Et puis, une belle nuit, tout vient à geler: cascades et torrents forment, le temps d’un hiver, d’incroyables sculptures. Débute alors, dans les Alpes et dans le Jura, l’éphémère saison de l’escalade sur glace. On appelle également ce sport "cascade de glace", à l’image de ces chutes d’eau, figées par les grands froids, où viennent se fixer les piolets des amateurs, toujours plus nombreux, entre décembre et février.

Physique autant qu’esthétique, cette activité hivernale n’est pas à la portée de pics à glace néophytes. Plusieurs guides proposent des séances d’initiation, où l’on apprend les techniques d’escalade et à se familiariser avec l’univers de l’eau gelée. Comme le précise Hubert Caloz, guide de montagne à Champéry, "l'escalade des cascades sur plusieurs longueurs fait partie des disciplines les plus exigeantes.
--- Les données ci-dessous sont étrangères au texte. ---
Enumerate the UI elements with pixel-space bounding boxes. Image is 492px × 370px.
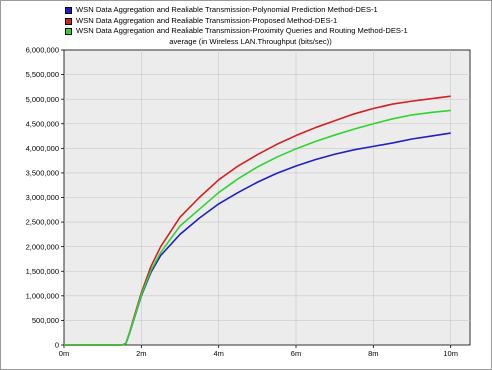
y-tick-label: 1,000,000	[26, 291, 59, 300]
y-tick-label: 6,000,000	[26, 46, 59, 55]
x-tick-labels: 0m 2m 4m 6m 8m 10m	[59, 349, 458, 358]
x-tick-label: 6m	[291, 349, 301, 358]
legend-label-polynomial: WSN Data Aggregation and Realiable Trans…	[76, 5, 378, 14]
y-tick-label: 3,500,000	[26, 169, 59, 178]
y-tick-label: 3,000,000	[26, 193, 59, 202]
y-tick-label: 2,000,000	[26, 242, 59, 251]
legend-item-proposed[interactable]: WSN Data Aggregation and Realiable Trans…	[65, 16, 490, 27]
y-tick-labels: 0 500,000 1,000,000 1,500,000 2,000,000 2,500…	[26, 46, 59, 350]
y-tick-label: 5,500,000	[26, 70, 59, 79]
y-tick-label: 4,500,000	[26, 119, 59, 128]
chart-legend: WSN Data Aggregation and Realiable Trans…	[65, 5, 490, 37]
x-tick-label: 0m	[59, 349, 69, 358]
legend-item-proximity[interactable]: WSN Data Aggregation and Realiable Trans…	[65, 26, 490, 37]
x-tick-label: 2m	[136, 349, 146, 358]
y-tick-label: 0	[55, 341, 59, 350]
y-tick-label: 5,000,000	[26, 95, 59, 104]
y-tick-label: 4,000,000	[26, 144, 59, 153]
y-tick-label: 2,500,000	[26, 218, 59, 227]
legend-label-proposed: WSN Data Aggregation and Realiable Trans…	[76, 15, 338, 25]
legend-swatch-proximity	[65, 28, 72, 35]
x-tick-label: 4m	[213, 349, 223, 358]
y-tick-label: 500,000	[32, 316, 59, 325]
series-lines	[64, 95, 451, 346]
legend-swatch-proposed	[65, 17, 72, 25]
legend-label-proximity: WSN Data Aggregation and Realiable Trans…	[76, 26, 408, 35]
x-tick-label: 8m	[368, 349, 378, 358]
legend-swatch-polynomial	[65, 7, 72, 14]
x-tick-label: 10m	[443, 349, 458, 358]
series-line-proximity	[64, 109, 451, 346]
legend-item-polynomial[interactable]: WSN Data Aggregation and Realiable Trans…	[65, 5, 490, 16]
chart-title: average (in Wireless LAN.Throughput (bit…	[169, 37, 332, 46]
y-tick-label: 1,500,000	[26, 267, 59, 276]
Le choix de la ligne de progression, la pose des assurages intermédiaires et des relais sont des difficultés qui s'ajoutent à la difficulté de la progression elle-même." S’aventurer en terrain gelé requiert également une maîtrise de l’environnement et des conditions météo: "Une cascade de glace doit être à la bonne altitude, c’est-à-dire pas trop haut." Toujours dans la juste mesure, les cascades aiment avant tout "un froid prolongé". Le moindre redoux peut les rendre impraticables.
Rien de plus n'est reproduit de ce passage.